A few days later, the escorts take a hundred prisoners to work outside the camp; Sergei and another prisoner, still a boy named Vanyushka, are trying to escape, but they are overtaken by escorts and brutally beaten. After fourteen days of punishment cell, Sergei and Vanyushka are sent to the penalty camp, located near Riga – Salaspils camp “Valley of Death”. Sergei and Vanyushka are here and leave no hope of escape. But in a few days they are sent to Germany. And then, knocking the lattice off the car window, Sergei and Vanyushka are jumping out of the car at full speed. Both miraculously survive, and their wanderings through the forests of Lithuania begin. They go at night, keeping their way to the east. From time to time the fugitives come into the house – ask for food. In case, if suddenly it turns out that there are policemen in the house, they always have large round stones in their pockets.

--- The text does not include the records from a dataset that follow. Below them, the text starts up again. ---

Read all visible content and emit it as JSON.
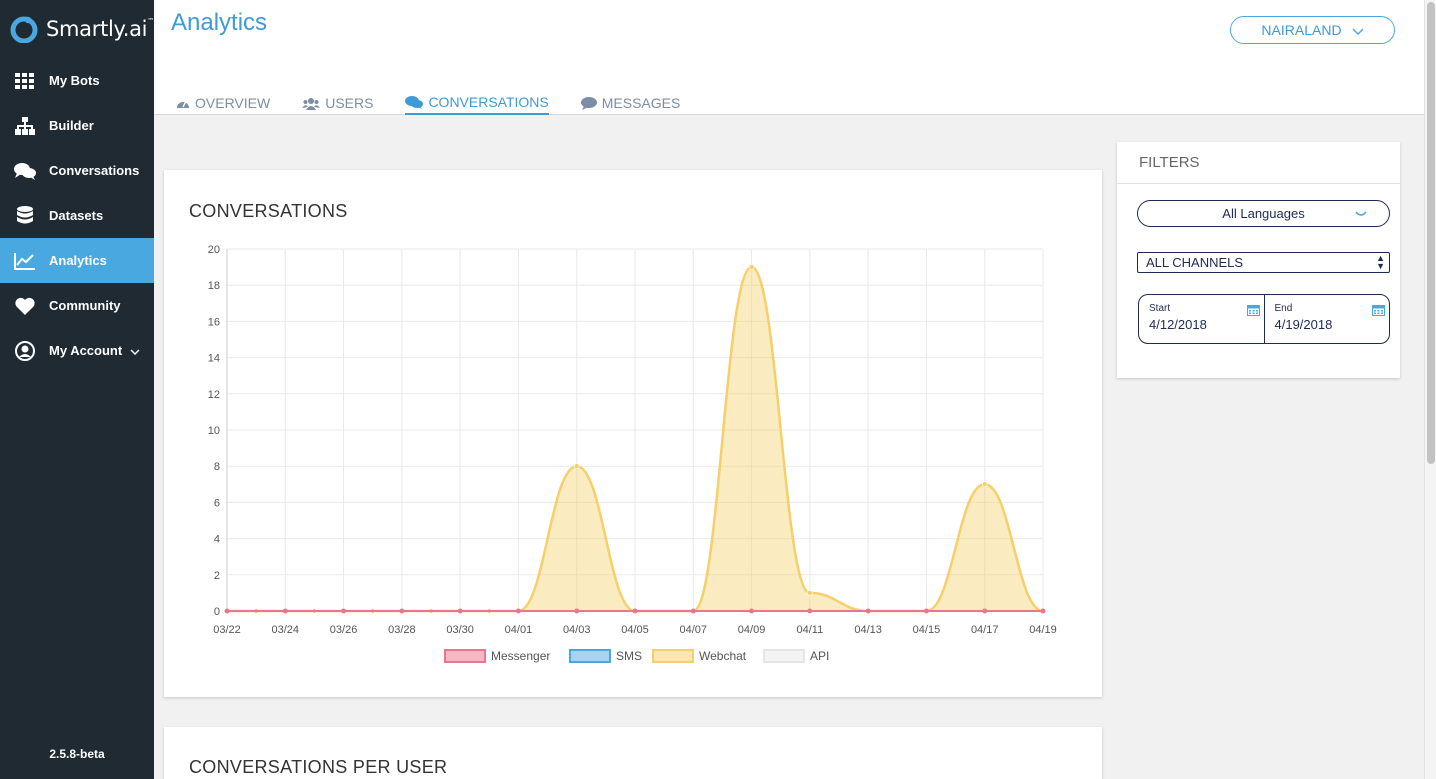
{
  "brand": {
    "name": "Smartly.ai",
    "trademark": "™"
  },
  "sidebar": {
    "items": [
      {
        "label": "My Bots",
        "icon": "grid-icon"
      },
      {
        "label": "Builder",
        "icon": "sitemap-icon"
      },
      {
        "label": "Conversations",
        "icon": "chat-bubbles-icon"
      },
      {
        "label": "Datasets",
        "icon": "database-icon"
      },
      {
        "label": "Analytics",
        "icon": "line-chart-icon",
        "active": true
      },
      {
        "label": "Community",
        "icon": "heart-icon"
      },
      {
        "label": "My Account",
        "icon": "user-circle-icon"
      }
    ],
    "version": "2.5.8-beta"
  },
  "header": {
    "title": "Analytics",
    "bot_selector": "NAIRALAND",
    "tabs": [
      {
        "label": "OVERVIEW",
        "icon": "dashboard-icon"
      },
      {
        "label": "USERS",
        "icon": "users-icon"
      },
      {
        "label": "CONVERSATIONS",
        "icon": "chat-bubbles-icon",
        "active": true
      },
      {
        "label": "MESSAGES",
        "icon": "speech-bubble-icon"
      }
    ]
  },
  "filters": {
    "title": "FILTERS",
    "language": "All Languages",
    "channel": "ALL CHANNELS",
    "start_label": "Start",
    "start_value": "4/12/2018",
    "end_label": "End",
    "end_value": "4/19/2018"
  },
  "second_card": {
    "title": "CONVERSATIONS PER USER"
  },
  "colors": {
    "sidebar_bg": "#1f2a33",
    "accent": "#4aa8e0",
    "messenger": "#e8768e",
    "sms": "#4aa8e0",
    "webchat": "#f6cf6b",
    "api": "#e4e4e4"
  },
  "chart_data": {
    "type": "area",
    "title": "CONVERSATIONS",
    "xlabel": "",
    "ylabel": "",
    "ylim": [
      0,
      20
    ],
    "yticks": [
      0,
      2,
      4,
      6,
      8,
      10,
      12,
      14,
      16,
      18,
      20
    ],
    "x": [
      "03/22",
      "03/23",
      "03/24",
      "03/25",
      "03/26",
      "03/27",
      "03/28",
      "03/29",
      "03/30",
      "03/31",
      "04/01",
      "04/02",
      "04/03",
      "04/04",
      "04/05",
      "04/06",
      "04/07",
      "04/08",
      "04/09",
      "04/10",
      "04/11",
      "04/12",
      "04/13",
      "04/14",
      "04/15",
      "04/16",
      "04/17",
      "04/18",
      "04/19"
    ],
    "xtick_labels": [
      "03/22",
      "03/24",
      "03/26",
      "03/28",
      "03/30",
      "04/01",
      "04/03",
      "04/05",
      "04/07",
      "04/09",
      "04/11",
      "04/13",
      "04/15",
      "04/17",
      "04/19"
    ],
    "series": [
      {
        "name": "Messenger",
        "values": [
          0,
          0,
          0,
          0,
          0,
          0,
          0,
          0,
          0,
          0,
          0,
          0,
          0,
          0,
          0,
          0,
          0,
          0,
          0,
          0,
          0,
          0,
          0,
          0,
          0,
          0,
          0,
          0,
          0
        ]
      },
      {
        "name": "SMS",
        "values": [
          0,
          0,
          0,
          0,
          0,
          0,
          0,
          0,
          0,
          0,
          0,
          0,
          0,
          0,
          0,
          0,
          0,
          0,
          0,
          0,
          0,
          0,
          0,
          0,
          0,
          0,
          0,
          0,
          0
        ]
      },
      {
        "name": "Webchat",
        "values": [
          0,
          0,
          0,
          0,
          0,
          0,
          0,
          0,
          0,
          0,
          0,
          null,
          8,
          null,
          0,
          null,
          0,
          null,
          19,
          null,
          1,
          null,
          0,
          null,
          0,
          null,
          7,
          null,
          0
        ]
      },
      {
        "name": "API",
        "values": [
          0,
          0,
          0,
          0,
          0,
          0,
          0,
          0,
          0,
          0,
          0,
          0,
          0,
          0,
          0,
          0,
          0,
          0,
          0,
          0,
          0,
          0,
          0,
          0,
          0,
          0,
          0,
          0,
          0
        ]
      }
    ],
    "legend": [
      "Messenger",
      "SMS",
      "Webchat",
      "API"
    ],
    "legend_position": "bottom",
    "grid": true
  }
}
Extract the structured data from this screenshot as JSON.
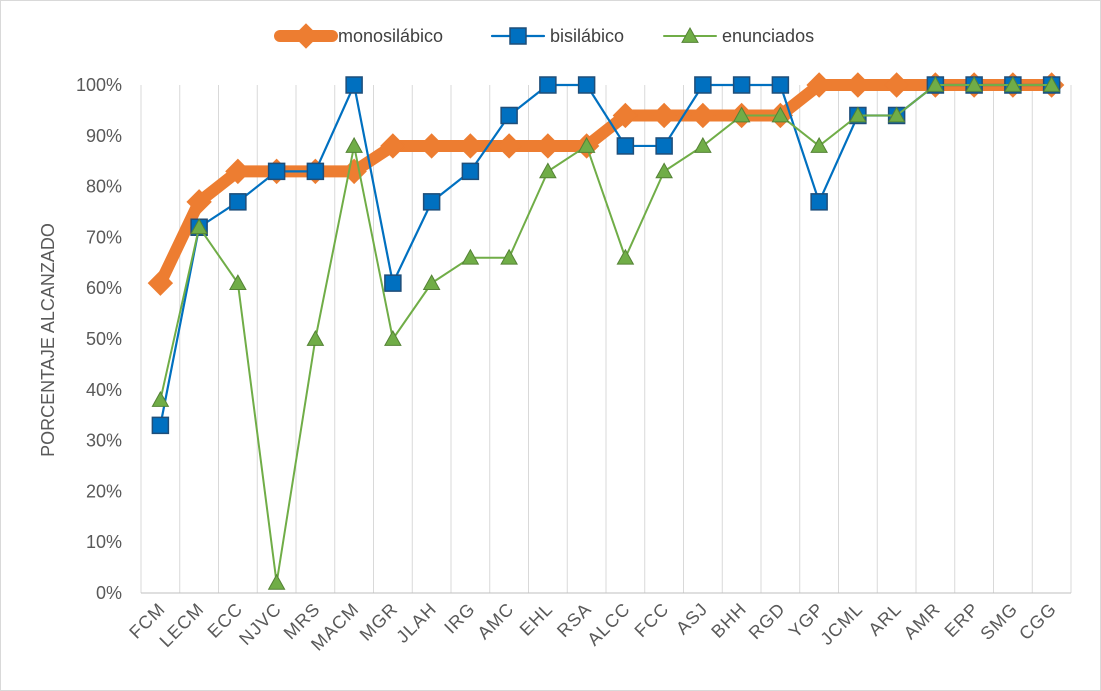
{
  "chart_data": {
    "type": "line",
    "title": "",
    "xlabel": "",
    "ylabel": "PORCENTAJE ALCANZADO",
    "ylim": [
      0,
      100
    ],
    "yticks": [
      "0%",
      "10%",
      "20%",
      "30%",
      "40%",
      "50%",
      "60%",
      "70%",
      "80%",
      "90%",
      "100%"
    ],
    "grid": "vertical",
    "legend": "top",
    "categories": [
      "FCM",
      "LECM",
      "ECC",
      "NJVC",
      "MRS",
      "MACM",
      "MGR",
      "JLAH",
      "IRG",
      "AMC",
      "EHL",
      "RSA",
      "ALCC",
      "FCC",
      "ASJ",
      "BHH",
      "RGD",
      "YGP",
      "JCML",
      "ARL",
      "AMR",
      "ERP",
      "SMG",
      "CGG"
    ],
    "series": [
      {
        "name": "monosilábico",
        "color": "#ED7D31",
        "marker": "diamond",
        "values": [
          61,
          77,
          83,
          83,
          83,
          83,
          88,
          88,
          88,
          88,
          88,
          88,
          94,
          94,
          94,
          94,
          94,
          100,
          100,
          100,
          100,
          100,
          100,
          100
        ]
      },
      {
        "name": "bisilábico",
        "color": "#0070C0",
        "marker": "square",
        "values": [
          33,
          72,
          77,
          83,
          83,
          100,
          61,
          77,
          83,
          94,
          100,
          100,
          88,
          88,
          100,
          100,
          100,
          77,
          94,
          94,
          100,
          100,
          100,
          100
        ]
      },
      {
        "name": "enunciados",
        "color": "#70AD47",
        "marker": "triangle",
        "values": [
          38,
          72,
          61,
          2,
          50,
          88,
          50,
          61,
          66,
          66,
          83,
          88,
          66,
          83,
          88,
          94,
          94,
          88,
          94,
          94,
          100,
          100,
          100,
          100
        ]
      }
    ]
  }
}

One day, on the day when Vanyushka turned seventeen, they decide to arrange a “holiday” for themselves: ask for potatoes in a small house standing at the edge of the forest, cook it with mushrooms and rest for two hours, as usual, but three. Vanyushka goes for potatoes, and Sergei collects mushrooms. After some time, Sergei, worried about Vanyushka’s absence, plods on the house, looks in through the window, sees that Vanyushka is not there, and realizes that he is in the house tied up! Sergei decides to set fire to the house in order to rid Vanyushka of inevitable torture in the Gestapo.
Two weeks Sergei goes alone. While getting food, he uses a ploy that has saved his life more than once: entering the house, he asks for bread on the eight: “Seven of my comrades are behind the house.” But here comes autumn, the leg hurts more and more, it less and less manages to go through the night. And one day Sergei does not have time to hide for a day, he is detained by policemen and delivered to the subachay prison, and then transferred to Panevezhyskaya prison. Here in the same cell with Sergei are Russians who, judging by his appearance, suggest that he is about forty years old, whereas he is not yet twenty-three. Several times Sergei is taken to interrogation in the Gestapo, he is beaten, he loses consciousness, he is again interrogated and again beaten; he wants to know where he came from, with whom, who from the peasants gave him food. Sergei comes up with a new name – Peter Rusinovsky – and answers,
Sergei and his new friends Motyakin and Ustinov, who were partisans in the Lithuanian forests before the prison, are planning an escape. The prisoners are working in the sugar factory on the unloading of wagons; Sergei throws Beetle hiding in the boot Motyakin and Ustinov, and he hides under the car, settling there on the brake cables. Discovering at the end of the working day the disappearance of three prisoners, the escorts, rushing to look for them, find Sergey: he is given out by the unwrapped unwrapped and hanging out from under the coach car. On the question of the escorts about the unseen comrades, Sergei replies that they left under the carriages. In fact, according to the developed plan, they should try to climb over the fence at night and go into the forest.
After the failed escape, Sergei was transferred to the Siauliai prison, and then to the Siauliai prisoner of war camp. It is already spring 1943 Sergei begins to think about a plan for a new escape.